Even if the desire is there, you might feel uncomfortable about the changes that your body has gone through after breast cancer treatment. You may be afraid that your partner won’t be excited by, or accepting of your body as it appears now. But you might find that a lesbian partner, because her body is similar to yours, is especially supportive and sensitive to what you’re going through.
Research suggests that women whose female partners have breast cancer are the most important sources of support for their partners as they go through treatment. Try to be open and honest with your partner about what you’re feeling and encourage your partner to do the same. Seeking advice from a couples counselor or sex therapist may also be helpful.
Keep in mind that sex and intimacy are two different things. Holding hands, hugging and doing other non-sexual things with your partner can maintain the intimacy in your relationship, even if you aren’t having sex.
If you’re single, telling potential new partners about your history of breast cancer may make you nervous. It may help to take new relationships slowly. When thinking about telling a date about your diagnosis, practice what you’re going to say in a mirror first. Don’t be shy about ending the relationship if the person can’t handle your diagnosis.
Some treatment for breast cancer can make it difficult or impossible to have children later. Chemotherapy can damagefollicles, the egg-containing sacs, in the ovaries. It can also send the body into premature menopause.
Treatments for hormone receptor-positive, or HR-positive, breast cancer, in which cancer cells grow because of estrogen or progesterone, can also cause you to experience menopause early or force you to delay pregnancy. Surgery, such as an oophorectomy, or removal of the ovaries, causes permanent infertility and is sometimes, though not often, recommended to women with breast cancer.
You should avoid pregnancy while being treated for breast cancer, because the medicines you’re taking could hurt the unborn child.
It is unclear if LGB women diagnosed with breast cancer are told about their options to protect fertility as often as their straight peers. Your doctor may not bring up the issue of fertility.

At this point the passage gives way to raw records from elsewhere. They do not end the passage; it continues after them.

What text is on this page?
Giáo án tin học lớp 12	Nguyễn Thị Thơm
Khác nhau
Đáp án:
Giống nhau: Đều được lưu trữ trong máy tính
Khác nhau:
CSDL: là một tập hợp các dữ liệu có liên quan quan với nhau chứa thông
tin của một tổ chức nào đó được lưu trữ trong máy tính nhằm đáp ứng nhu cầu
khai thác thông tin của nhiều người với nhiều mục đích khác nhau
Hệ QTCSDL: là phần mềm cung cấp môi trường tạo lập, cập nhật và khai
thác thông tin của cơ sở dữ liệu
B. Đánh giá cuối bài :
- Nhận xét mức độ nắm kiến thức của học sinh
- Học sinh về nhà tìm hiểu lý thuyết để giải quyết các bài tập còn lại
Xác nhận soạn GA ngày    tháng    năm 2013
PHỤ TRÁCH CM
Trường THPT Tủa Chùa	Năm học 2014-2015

If you have already come out to your doctors and they don’t bring it up, or if you feel that they assume you aren’t interested in having children because of your sexual orientation or age, it’s OK to speak up.
Ask your doctor about your specific concerns. If your doctor doesn’t respond well, or doesn’t provide the information you need, seek a second opinion to find another provider with whom you’re more comfortable. It’s important to talk to your doctor about fertility issues early on, so that you can look into fertility preservation options, such as freezing eggs or embryos.